Screenshot of the titanic dataset on kaggle
Figure 1: Screenshot of the titanic dataset on kaggle

Where it began

After finishing the basic tutorials for machine learning and data science on kaggle, I wanted to try my hands on an actual dataset and project. This was when I stumbled onto the Titanic dataset where it was not only suited for beginners but also had some tutorials made by other people. This gave me the idea to try the project on my own before I looked at other people's tutorial/solution. This way I was able to experience the project on my own, while still easy access to help if I get stuck. The goal of the dataset was to use some features that the passengers had, and use them to predict the survival rate of the passenger.

Process

This section will be a summary of the thought process I had while attempting this project. As I was still relatively new to the libraries, I had to check the documentation of specific methods multiple times. Also, I may not always use the most efficient way to perform some operations and thus I apologise for this.

Screenshot of data summarised in pandas
Figure 2: Screenshot of data summarised in pandas

Data Science/Analysis

I encountered a few problems while trying to analyse the dataset. This was as I still did not know how to properly visualise the correlation of particular features in the dataset. I also did not know what was the 'right' way to clean up missing data in datasets yet. However, in the end, I decided to use the median average as a way to fill gaps in my data. In addition, I picked out some features that I felt had a strong correlation with the survivability of the passenger.

Figure 3: Screenshot of the class code for the ML models

Machine Learning

I decided to use a class in python to somewhat automate the process of trying out different models from sci-kit learn. Such models include random tree classifiers, logistical regression and the K nearest neighbours. The class would split the training dataset into train, test and validate datasets. Using these datasets, I would try out different combination of models and hyperparameters to try and get the best results.

Conclusion

All in all, I learnt a lot about machine learning and data science from this project. With the knowledge I gained through this project I am actually attempting another dataset on kaggle, this time with much more data and features, so you can expect that project to be up here soon.

Figure 4: Screenshot of my position on the kaggle leaderboard

What I learnt

Through the whole project, I have learnt how to visualise data using the libraries seaborn and matplotlib to get a better understanding of trends in data. I have also learnt how to manipulate and work with data through the libraries numPy and pandas. Lastly, I have learnt how to generate, train and validate models in sci-kit learn modules.

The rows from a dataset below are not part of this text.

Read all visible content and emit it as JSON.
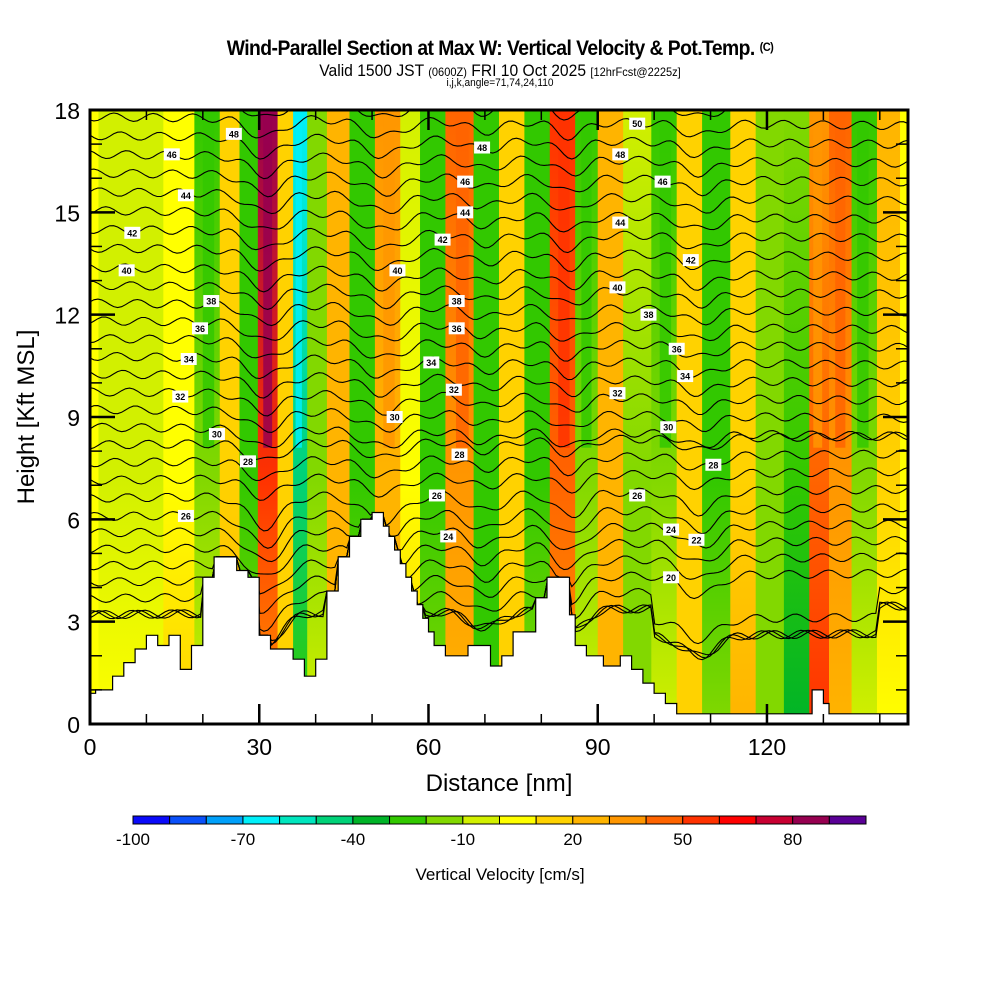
{
  "header": {
    "title": "Wind-Parallel Section at Max W: Vertical Velocity & Pot.Temp.",
    "copyright": "(C)",
    "valid_main": "Valid 1500 JST",
    "valid_utc": "(0600Z)",
    "valid_date": "FRI 10 Oct 2025",
    "forecast": "[12hrFcst@2225z]",
    "indices": "i,j,k,angle=71,74,24,110"
  },
  "chart_data": {
    "type": "heatmap",
    "title": "Wind-Parallel Section at Max W: Vertical Velocity & Pot.Temp.",
    "xlabel": "Distance [nm]",
    "ylabel": "Height [Kft MSL]",
    "xlim": [
      0,
      145
    ],
    "ylim": [
      0,
      18
    ],
    "x_ticks": [
      "0",
      "30",
      "60",
      "90",
      "120"
    ],
    "x_tick_values": [
      0,
      30,
      60,
      90,
      120
    ],
    "y_ticks": [
      "0",
      "3",
      "6",
      "9",
      "12",
      "15",
      "18"
    ],
    "y_tick_values": [
      0,
      3,
      6,
      9,
      12,
      15,
      18
    ],
    "colorbar": {
      "title": "Vertical Velocity [cm/s]",
      "labels": [
        "-100",
        "-70",
        "-40",
        "-10",
        "20",
        "50",
        "80"
      ],
      "label_values": [
        -100,
        -70,
        -40,
        -10,
        20,
        50,
        80
      ],
      "boundaries": [
        -100,
        -90,
        -80,
        -70,
        -60,
        -50,
        -40,
        -30,
        -20,
        -10,
        0,
        10,
        20,
        30,
        40,
        50,
        60,
        70,
        80,
        90,
        100
      ],
      "colors": [
        "#0a0afa",
        "#0a50fa",
        "#00a0fa",
        "#00f0fa",
        "#00e6be",
        "#00d278",
        "#00b428",
        "#32c800",
        "#82d800",
        "#d2f000",
        "#ffff00",
        "#ffd200",
        "#ffb400",
        "#ff9600",
        "#ff6400",
        "#ff3200",
        "#ff0000",
        "#c80032",
        "#960050",
        "#5a0096"
      ]
    },
    "velocity_bands": [
      {
        "x": 3,
        "w_top": -10,
        "w_low": 0
      },
      {
        "x": 10,
        "w_top": -10,
        "w_low": 0
      },
      {
        "x": 16,
        "w_top": 0,
        "w_low": 10
      },
      {
        "x": 21,
        "w_top": -30,
        "w_low": -10
      },
      {
        "x": 25,
        "w_top": 10,
        "w_low": 20
      },
      {
        "x": 28,
        "w_top": -30,
        "w_low": -20
      },
      {
        "x": 31.5,
        "w_top": 80,
        "w_low": 30
      },
      {
        "x": 35,
        "w_top": 10,
        "w_low": 10
      },
      {
        "x": 37,
        "w_top": -70,
        "w_low": -30
      },
      {
        "x": 40,
        "w_top": -20,
        "w_low": -10
      },
      {
        "x": 44,
        "w_top": 20,
        "w_low": 20
      },
      {
        "x": 48,
        "w_top": -30,
        "w_low": -20
      },
      {
        "x": 53,
        "w_top": 30,
        "w_low": 20
      },
      {
        "x": 57,
        "w_top": -10,
        "w_low": 10
      },
      {
        "x": 60,
        "w_top": -30,
        "w_low": -20
      },
      {
        "x": 66,
        "w_top": 40,
        "w_low": 20
      },
      {
        "x": 70,
        "w_top": -30,
        "w_low": -30
      },
      {
        "x": 75,
        "w_top": 10,
        "w_low": 10
      },
      {
        "x": 79,
        "w_top": -30,
        "w_low": -20
      },
      {
        "x": 84,
        "w_top": 50,
        "w_low": 30
      },
      {
        "x": 88,
        "w_top": -30,
        "w_low": -10
      },
      {
        "x": 92,
        "w_top": 20,
        "w_low": 20
      },
      {
        "x": 97,
        "w_top": -10,
        "w_low": -20
      },
      {
        "x": 102,
        "w_top": -30,
        "w_low": -10
      },
      {
        "x": 106,
        "w_top": 10,
        "w_low": 10
      },
      {
        "x": 111,
        "w_top": -30,
        "w_low": -20
      },
      {
        "x": 116,
        "w_top": 10,
        "w_low": 20
      },
      {
        "x": 120,
        "w_top": -20,
        "w_low": -20
      },
      {
        "x": 126,
        "w_top": -20,
        "w_low": -40
      },
      {
        "x": 129,
        "w_top": 30,
        "w_low": 50
      },
      {
        "x": 133,
        "w_top": 40,
        "w_low": 20
      },
      {
        "x": 137,
        "w_top": -30,
        "w_low": -10
      },
      {
        "x": 142,
        "w_top": 20,
        "w_low": 0
      }
    ],
    "theta_contours": [
      20,
      22,
      24,
      26,
      28,
      30,
      32,
      34,
      36,
      38,
      40,
      42,
      44,
      46,
      48,
      50
    ],
    "contour_labels": [
      {
        "text": "48",
        "x": 25.5,
        "y": 17.3
      },
      {
        "text": "46",
        "x": 14.5,
        "y": 16.7
      },
      {
        "text": "44",
        "x": 17,
        "y": 15.5
      },
      {
        "text": "42",
        "x": 7.5,
        "y": 14.4
      },
      {
        "text": "40",
        "x": 6.5,
        "y": 13.3
      },
      {
        "text": "38",
        "x": 21.5,
        "y": 12.4
      },
      {
        "text": "36",
        "x": 19.5,
        "y": 11.6
      },
      {
        "text": "34",
        "x": 17.5,
        "y": 10.7
      },
      {
        "text": "32",
        "x": 16,
        "y": 9.6
      },
      {
        "text": "30",
        "x": 22.5,
        "y": 8.5
      },
      {
        "text": "28",
        "x": 28,
        "y": 7.7
      },
      {
        "text": "26",
        "x": 17,
        "y": 6.1
      },
      {
        "text": "48",
        "x": 69.5,
        "y": 16.9
      },
      {
        "text": "46",
        "x": 66.5,
        "y": 15.9
      },
      {
        "text": "44",
        "x": 66.5,
        "y": 15.0
      },
      {
        "text": "42",
        "x": 62.5,
        "y": 14.2
      },
      {
        "text": "40",
        "x": 54.5,
        "y": 13.3
      },
      {
        "text": "38",
        "x": 65,
        "y": 12.4
      },
      {
        "text": "36",
        "x": 65,
        "y": 11.6
      },
      {
        "text": "34",
        "x": 60.5,
        "y": 10.6
      },
      {
        "text": "32",
        "x": 64.5,
        "y": 9.8
      },
      {
        "text": "30",
        "x": 54,
        "y": 9.0
      },
      {
        "text": "28",
        "x": 65.5,
        "y": 7.9
      },
      {
        "text": "26",
        "x": 61.5,
        "y": 6.7
      },
      {
        "text": "24",
        "x": 63.5,
        "y": 5.5
      },
      {
        "text": "50",
        "x": 97,
        "y": 17.6
      },
      {
        "text": "48",
        "x": 94,
        "y": 16.7
      },
      {
        "text": "46",
        "x": 101.5,
        "y": 15.9
      },
      {
        "text": "44",
        "x": 94,
        "y": 14.7
      },
      {
        "text": "42",
        "x": 106.5,
        "y": 13.6
      },
      {
        "text": "40",
        "x": 93.5,
        "y": 12.8
      },
      {
        "text": "38",
        "x": 99,
        "y": 12.0
      },
      {
        "text": "36",
        "x": 104,
        "y": 11.0
      },
      {
        "text": "34",
        "x": 105.5,
        "y": 10.2
      },
      {
        "text": "32",
        "x": 93.5,
        "y": 9.7
      },
      {
        "text": "30",
        "x": 102.5,
        "y": 8.7
      },
      {
        "text": "28",
        "x": 110.5,
        "y": 7.6
      },
      {
        "text": "26",
        "x": 97,
        "y": 6.7
      },
      {
        "text": "24",
        "x": 103,
        "y": 5.7
      },
      {
        "text": "22",
        "x": 107.5,
        "y": 5.4
      },
      {
        "text": "20",
        "x": 103,
        "y": 4.3
      }
    ],
    "terrain": [
      [
        0,
        0.9
      ],
      [
        1,
        0.9
      ],
      [
        1,
        1.0
      ],
      [
        4,
        1.0
      ],
      [
        4,
        1.4
      ],
      [
        6,
        1.4
      ],
      [
        6,
        1.8
      ],
      [
        8,
        1.8
      ],
      [
        8,
        2.2
      ],
      [
        10,
        2.2
      ],
      [
        10,
        2.6
      ],
      [
        12,
        2.6
      ],
      [
        12,
        2.3
      ],
      [
        14,
        2.3
      ],
      [
        14,
        2.6
      ],
      [
        16,
        2.6
      ],
      [
        16,
        1.6
      ],
      [
        18,
        1.6
      ],
      [
        18,
        2.3
      ],
      [
        20,
        2.3
      ],
      [
        20,
        4.3
      ],
      [
        22,
        4.3
      ],
      [
        22,
        4.9
      ],
      [
        26,
        4.9
      ],
      [
        26,
        4.5
      ],
      [
        28,
        4.5
      ],
      [
        28,
        4.3
      ],
      [
        30,
        4.3
      ],
      [
        30,
        2.6
      ],
      [
        32,
        2.6
      ],
      [
        32,
        2.2
      ],
      [
        36,
        2.2
      ],
      [
        36,
        1.9
      ],
      [
        38,
        1.9
      ],
      [
        38,
        1.4
      ],
      [
        40,
        1.4
      ],
      [
        40,
        1.9
      ],
      [
        42,
        1.9
      ],
      [
        42,
        3.9
      ],
      [
        44,
        3.9
      ],
      [
        44,
        4.9
      ],
      [
        46,
        4.9
      ],
      [
        46,
        5.5
      ],
      [
        48,
        5.5
      ],
      [
        48,
        6.0
      ],
      [
        50,
        6.0
      ],
      [
        50,
        6.2
      ],
      [
        52,
        6.2
      ],
      [
        52,
        5.8
      ],
      [
        53,
        5.8
      ],
      [
        53,
        5.5
      ],
      [
        54,
        5.5
      ],
      [
        54,
        5.1
      ],
      [
        55,
        5.1
      ],
      [
        55,
        4.7
      ],
      [
        56,
        4.7
      ],
      [
        56,
        4.3
      ],
      [
        57,
        4.3
      ],
      [
        57,
        3.9
      ],
      [
        58,
        3.9
      ],
      [
        58,
        3.5
      ],
      [
        59,
        3.5
      ],
      [
        59,
        3.1
      ],
      [
        60,
        3.1
      ],
      [
        60,
        2.7
      ],
      [
        61,
        2.7
      ],
      [
        61,
        2.3
      ],
      [
        63,
        2.3
      ],
      [
        63,
        2.0
      ],
      [
        67,
        2.0
      ],
      [
        67,
        2.3
      ],
      [
        71,
        2.3
      ],
      [
        71,
        1.7
      ],
      [
        73,
        1.7
      ],
      [
        73,
        2.0
      ],
      [
        75,
        2.0
      ],
      [
        75,
        2.7
      ],
      [
        79,
        2.7
      ],
      [
        79,
        3.7
      ],
      [
        81,
        3.7
      ],
      [
        81,
        4.3
      ],
      [
        85,
        4.3
      ],
      [
        85,
        3.2
      ],
      [
        86,
        3.2
      ],
      [
        86,
        2.3
      ],
      [
        88,
        2.3
      ],
      [
        88,
        2.0
      ],
      [
        91,
        2.0
      ],
      [
        91,
        1.7
      ],
      [
        94,
        1.7
      ],
      [
        94,
        2.0
      ],
      [
        96,
        2.0
      ],
      [
        96,
        1.6
      ],
      [
        98,
        1.6
      ],
      [
        98,
        1.2
      ],
      [
        100,
        1.2
      ],
      [
        100,
        0.9
      ],
      [
        102,
        0.9
      ],
      [
        102,
        0.6
      ],
      [
        104,
        0.6
      ],
      [
        104,
        0.3
      ],
      [
        128,
        0.3
      ],
      [
        128,
        1.0
      ],
      [
        130,
        1.0
      ],
      [
        130,
        0.6
      ],
      [
        131,
        0.6
      ],
      [
        131,
        0.3
      ],
      [
        145,
        0.3
      ],
      [
        145,
        0.0
      ]
    ]
  }
}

Figure 5: Screenshot of the accuracy of my submissions into kaggle

Finished product

In the end, I managed to get a 79% accuracy on my predictions which was much better than my expectations. This project has made me have a much better appreciation for the intricacies in dealing with data and trying to predict the future using this data. I am now even more interested in this field of data science and artificial intelligence and would probably continue to try out more things in this field.